The group had announced its emergence on Tuesday with a 48-hour ultimatum to   all the oil companies still in the onshore locations of the region – Agip, Total, Shell, Mobil, Shoreline, Neconde, ND Western, Seplat and others – to evacuate their personnel from the region, especially in the Ogba/Egi axis of Rivers State; Urhobo/Isoko/Ndokwa axis of Delta State; and other upland oil producing areas.

It also threatened to blow up the Warri and Port Harcourt refineries as well as the Utorogun gas plants in Ughelli South Local Government area of Delta State.

But as oil companies in Nigeria struggle to survive in the face of unabated militancy in the Niger Delta, the International Energy Agency (IEA) has raised hopes for crude oil producers, with its latest report showing that the global production of crude oil is falling behind demand, heightening expectations of potential recovery of prices.

IEA, which monitors energy trends for the industrialised countries, mostly consumer nations, said yesterday in its Oil Market Report (OMR) for August that from July through September, global production of crude oil would fall behind demand by almost one million barrels a day.

The Paris-based agency insisted that the oversupply of crude, which caused glut in the international market, is clearing out even though the Organisation of Petroleum Exporting Countries (OPEC) pumped at record or near record levels.

“Our balances show essentially no oversupply during the second half of the year,” the IEA’s monthly report said.

The glut in the international market has pushed down the price of crude oil, which hit $115 per barrel in June 2014 to a 13-year low of $27 per barrel in January this year.

While forecasting that the global oil demand growth was expected to slow from 1.4 m bpd in 2016 to 1.2 m bpd in 2017, IEA noted that the global oil supply rose by about 800,000mbpd in July, as both OPEC and non-OPEC production increased.

OPEC crude oil output rose by 150,000 bpd to 33.39mbpd in July as Saudi Arabia pushed output to the highest ever and Iraq pumped more.

According to IEA, robust Middle East production lifted total OPEC crude supply to 680,000 bpd above a year ago and held output at an eight-year high.

IEA identified two factors as being responsible for the disappearance of the glut – deep output cuts by producers outside the OPEC and healthy global demand for crude oil.

In North and South America alone, crude production is projected to fall by 700,000 barrels a day in the third quarter of 2016, compared with the first quarter, according to the IEA.
However, the disappearance of the glut has not bolstered prices as Brent crude, the international benchmark, hovered around $44 per barrel yesterday.

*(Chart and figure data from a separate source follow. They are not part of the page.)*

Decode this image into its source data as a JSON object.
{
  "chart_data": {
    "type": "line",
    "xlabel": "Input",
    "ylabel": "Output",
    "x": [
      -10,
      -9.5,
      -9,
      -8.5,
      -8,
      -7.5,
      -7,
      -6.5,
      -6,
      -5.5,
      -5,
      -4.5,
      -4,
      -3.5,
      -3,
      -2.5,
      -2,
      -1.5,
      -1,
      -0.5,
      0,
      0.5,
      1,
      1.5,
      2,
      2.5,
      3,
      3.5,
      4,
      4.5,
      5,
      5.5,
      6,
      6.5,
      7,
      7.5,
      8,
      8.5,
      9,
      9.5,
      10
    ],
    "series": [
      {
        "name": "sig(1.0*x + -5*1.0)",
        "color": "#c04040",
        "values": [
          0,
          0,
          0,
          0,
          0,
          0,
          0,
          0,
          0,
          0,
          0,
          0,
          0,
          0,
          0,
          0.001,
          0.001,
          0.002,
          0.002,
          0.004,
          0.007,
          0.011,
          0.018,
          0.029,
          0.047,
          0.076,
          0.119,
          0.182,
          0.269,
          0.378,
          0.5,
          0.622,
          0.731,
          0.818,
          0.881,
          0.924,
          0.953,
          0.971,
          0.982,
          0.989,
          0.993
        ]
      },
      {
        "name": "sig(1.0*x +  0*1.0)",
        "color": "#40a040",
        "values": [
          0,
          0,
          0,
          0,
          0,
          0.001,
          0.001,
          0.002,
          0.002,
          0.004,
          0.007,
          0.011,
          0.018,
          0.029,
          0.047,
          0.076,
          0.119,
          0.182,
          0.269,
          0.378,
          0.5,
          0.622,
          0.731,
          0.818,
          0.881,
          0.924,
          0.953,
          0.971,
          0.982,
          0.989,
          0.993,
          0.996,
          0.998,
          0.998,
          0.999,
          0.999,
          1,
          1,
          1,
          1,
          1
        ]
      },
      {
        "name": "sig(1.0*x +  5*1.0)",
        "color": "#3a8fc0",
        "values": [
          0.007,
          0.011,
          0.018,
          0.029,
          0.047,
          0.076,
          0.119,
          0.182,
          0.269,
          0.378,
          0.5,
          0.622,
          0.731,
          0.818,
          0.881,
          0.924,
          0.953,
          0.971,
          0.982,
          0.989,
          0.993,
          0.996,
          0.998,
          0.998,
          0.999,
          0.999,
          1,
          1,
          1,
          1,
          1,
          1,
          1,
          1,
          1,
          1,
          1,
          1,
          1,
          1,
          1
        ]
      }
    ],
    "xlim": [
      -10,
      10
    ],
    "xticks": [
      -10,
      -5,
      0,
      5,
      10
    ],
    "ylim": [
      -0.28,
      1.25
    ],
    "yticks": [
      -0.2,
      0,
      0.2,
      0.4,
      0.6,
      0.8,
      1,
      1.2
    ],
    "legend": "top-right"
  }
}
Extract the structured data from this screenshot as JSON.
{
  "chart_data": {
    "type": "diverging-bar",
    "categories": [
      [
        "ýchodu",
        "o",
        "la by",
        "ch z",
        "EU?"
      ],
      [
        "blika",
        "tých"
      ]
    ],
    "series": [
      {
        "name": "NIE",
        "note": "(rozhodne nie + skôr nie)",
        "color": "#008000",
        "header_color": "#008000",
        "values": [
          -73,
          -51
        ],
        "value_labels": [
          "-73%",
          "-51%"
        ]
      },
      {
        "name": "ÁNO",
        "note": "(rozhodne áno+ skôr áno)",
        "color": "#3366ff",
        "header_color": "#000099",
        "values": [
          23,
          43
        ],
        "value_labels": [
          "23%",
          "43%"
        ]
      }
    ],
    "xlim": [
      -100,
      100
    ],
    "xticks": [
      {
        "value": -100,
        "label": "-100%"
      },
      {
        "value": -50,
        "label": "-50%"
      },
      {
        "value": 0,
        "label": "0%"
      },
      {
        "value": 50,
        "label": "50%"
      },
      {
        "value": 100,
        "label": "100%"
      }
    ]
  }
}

The IEA said an oil price rally that began in June, peaking at $52 a barrel was halted by a huge build-up of oil kept in storage and a new glut of refined fuel products like gasoline (petrol) that have cooled down demand for crude from refineries.

IEA also trimmed its forecast for the rise in global oil demand next year, predicting that global economic growth would fall short of previous projections.

“Some momentum will be lost in 2017, the IEA said, though its forecasted expansion of 1.2 million barrels a day “is still above-trend,” said the organisation.